The pesky disturbance to South Manhattan’s normally robust power lunch crowd, known as “Occupy Wall Street,” could be bad for business. If the menacing protests keep up, we could see productivity drop and profits fall. And not just for greedy waitresses and restaurateurs.
Sure, escaping back home to the Upper East Side world of doormen and limousines is a comfort to today’s beleaguered hedge fund manager, but recently there is less of a glide in his prodigious step. Something has disturbed his federally relieved habitat. Once accustomed to posh lunches at Capital Grille, the dangerous protesters clamoring on Wall Street are interfering with ever-hungry capitalists’ pursuit of gastronomical happiness. So far, the protests are just a nuisance, but the underclass occupiers contaminating the path to a satisfactory lunch are unstable. This must end, for nobody brings a sack lunch to Wall Street — all the refrigerators are filled with Champagne.
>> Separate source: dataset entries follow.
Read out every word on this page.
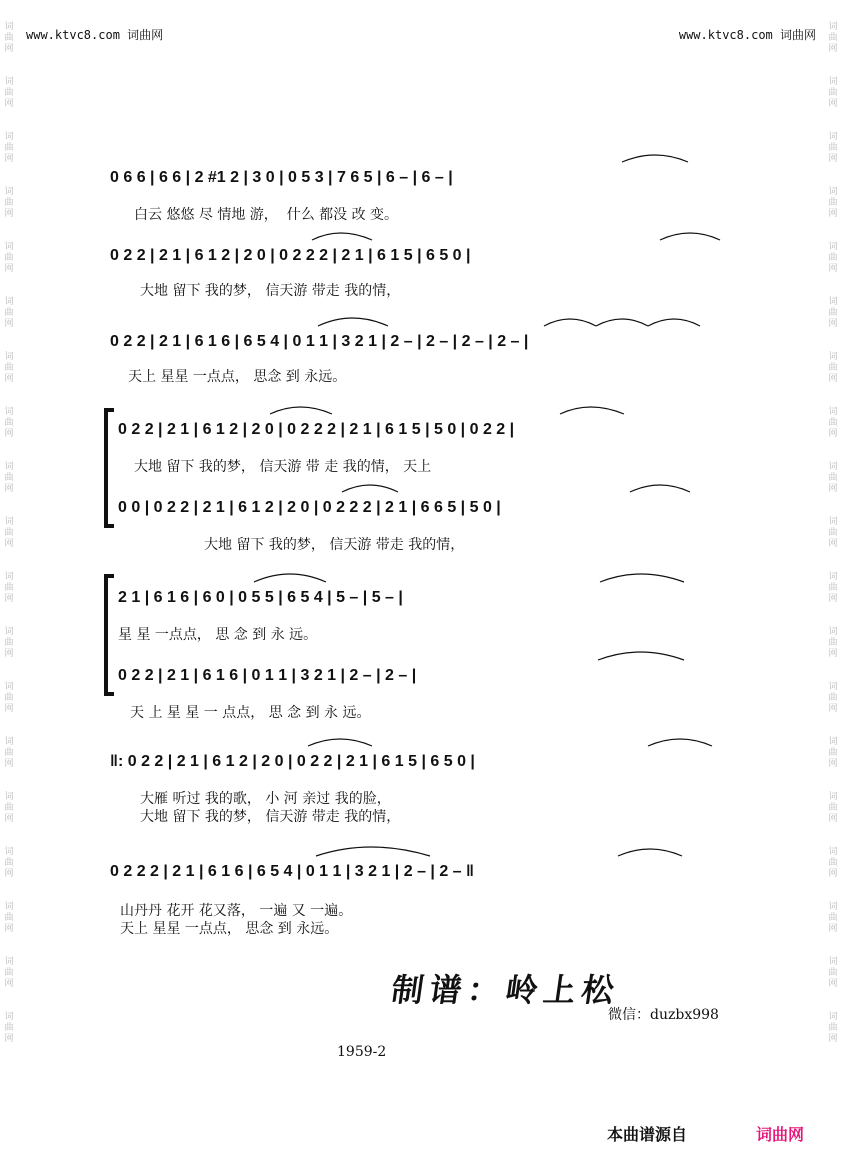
词
曲
网
词
曲
网
词
曲
网
词
曲
网
词
曲
网
词
曲
网
词
曲
网
词
曲
网
词
曲
网
词
曲
网
词
曲
网
词
曲
网
词
曲
网
词
曲
网
词
曲
网
词
曲
网
词
曲
网
词
曲
网
词
曲
网
词
曲
网
词
曲
网
词
曲
网
词
曲
网
词
曲
网
词
曲
网
词
曲
网
词
曲
网
词
曲
网
词
曲
网
词
曲
网
词
曲
网
词
曲
网
词
曲
网
词
曲
网
词
曲
网
词
曲
网
词
曲
网
词
曲
网
www.ktvc8.com 词曲网	www.ktvc8.com 词曲网
0 6 6 | 6 6 | 2 #1 2 | 3 0 | 0 5 3 | 7 6 5 | 6 – | 6 – |
白云 悠悠 尽 情地 游，  什么 都没 改 变。
0 2 2 | 2 1 | 6 1 2 | 2 0 | 0 2 2 2 | 2 1 | 6 1 5 | 6 5 0 |
大地 留下 我的梦， 信天游 带走 我的情，
0 2 2 | 2 1 | 6 1 6 | 6 5 4 | 0 1 1 | 3 2 1 | 2 – | 2 – | 2 – | 2 – |
天上 星星 一点点， 思念 到 永远。
0 2 2 | 2 1 | 6 1 2 | 2 0 | 0 2 2 2 | 2 1 | 6 1 5 | 5 0 | 0 2 2 |
大地 留下 我的梦， 信天游 带 走 我的情， 天上
0 0 | 0 2 2 | 2 1 | 6 1 2 | 2 0 | 0 2 2 2 | 2 1 | 6 6 5 | 5 0 |
大地 留下 我的梦， 信天游 带走 我的情，
2 1 | 6 1 6 | 6 0 | 0 5 5 | 6 5 4 | 5 – | 5 – |
星 星 一点点， 思 念 到 永 远。
0 2 2 | 2 1 | 6 1 6 | 0 1 1 | 3 2 1 | 2 – | 2 – |
天 上 星 星 一 点点， 思 念 到 永 远。
‖: 0 2 2 | 2 1 | 6 1 2 | 2 0 | 0 2 2 | 2 1 | 6 1 5 | 6 5 0 |
大雁 听过 我的歌， 小 河 亲过 我的脸，
大地 留下 我的梦， 信天游 带走 我的情，
0 2 2 2 | 2 1 | 6 1 6 | 6 5 4 | 0 1 1 | 3 2 1 | 2 – | 2 – ‖
山丹丹 花开 花又落， 一遍 又 一遍。
天上 星星 一点点， 思念 到 永远。
制谱：岭上松
微信：duzbx998
1959-2
本曲谱源自	词曲网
If the occupation keeps up, the financial bosses will be forced underground into parking garages, where idling chauffeured cars will have to whisk them away to some other Manhattan restaurant where the Lobster Newburg is only just as good. But annoyed financial services workers’ pain does not stop at the lunch line — it goes deeper than that.
Wall Street bosses are by nature a compassionate and sensitive people — their thoughtful position to bet on both sides of subprime-backed securities is proof enough. Looking down from their corner offices, bankers try to avoid glimpses of the lurid scene below where obviously rabid women are rounded up and pepper sprayed. Wall Street bankers are emotionally ill-equipped to deal with the real world grievances that they thought would never come ashore on the island. And in their defense, they should not have to endure such a close physical proximity to scenes of domination and violation — that kind of special activity is reserved for intimate moments in Washington.
This is not some scheme to rile up unfounded pity for the ruling class on Wall Street. Although their tireless work to defraud investors through the manipulation of securities rating agencies did go largely unthanked, this is a call to the “occupiers” for restraint. We do not know at what point empathetic Wall Street executives will break from the despair of the occupation continuing below. We do not know how much longer board members can last being presented the spectacle of these 99 percenters suffering day after day without a 2 p.m. racquetball match to break up the after-lunch malaise.
The concern among financial sector insiders is that the entirety of Wall Street’s financial services sector will suffer an emotional collapse under the weight of the baggage being so irresponsibly drudged up by the protesters. And this emotional collapse will hurt more than just the common waiters, waitresses and restaurants that provide the lunches they can no longer enjoy — it could ultimately precede a deep and enduring depression the likes of which we have seen, very recently, only threatened.
But thankfully for us, the last time Wall Street declared a state of emergency in the fall of 2008, both our presidents got the message, avoided a drawn out hostage crisis and paid the universe’s ransom.
Even though 2008 was an economic crisis and the vile “Occupy Wall Street” campaign is an emotional crisis, the end result is still depression. While you might not think depressed bankers are much of your concern, you are forgetting the very structure upon which our economic system is based.
First, consider the widely practiced law of trickle-down economics, where we enjoy a gravity-assisted system that naturally allows wealth sitting at the top of some elevated geologic feature to gradually fall toward the lower classes at a rate of about 9.8 meters per second per second (the velocity of falling bodies under gravity). Therefore we must understand that any depression experienced by the top one percent’s bank aristocracy could somehow, perchance obstruct the natural downward flow of this wealth.
It’s a risk we just cannot take.
With the system functioning as well as it does, even a pesky disturbance like “Occupy Wall Street” should be dealt with swiftly.
In order to best perform his corporatist duty — which involves shrugging off humanitarian concerns and investing in companies that put fractional share value increases ahead of 30,000 now jobless workers — the happy banker must be unimpeded to lunch by activists and allowed a window view unspoiled by finger pointers. A happy Wall Street executive does not concern himself with factors that go beyond quarterly projections and stock prices — his conscience must remain clear in order for markets to function properly.
This is precisely why the NYPD should take a zero tolerance approach to the reckless occupation of Wall Street. Protesters are risking the financial structure of our nation and world. Each day the occupation continues is like another spin of the roulette wheel. At some point the occupiers’ gambling ways will place too much stress on the upper crust, and all of Wall Street will come crumbling down.
It’s time these dangerous protesters stop acting like Wall Street is a casino where they get to play with the government’s money.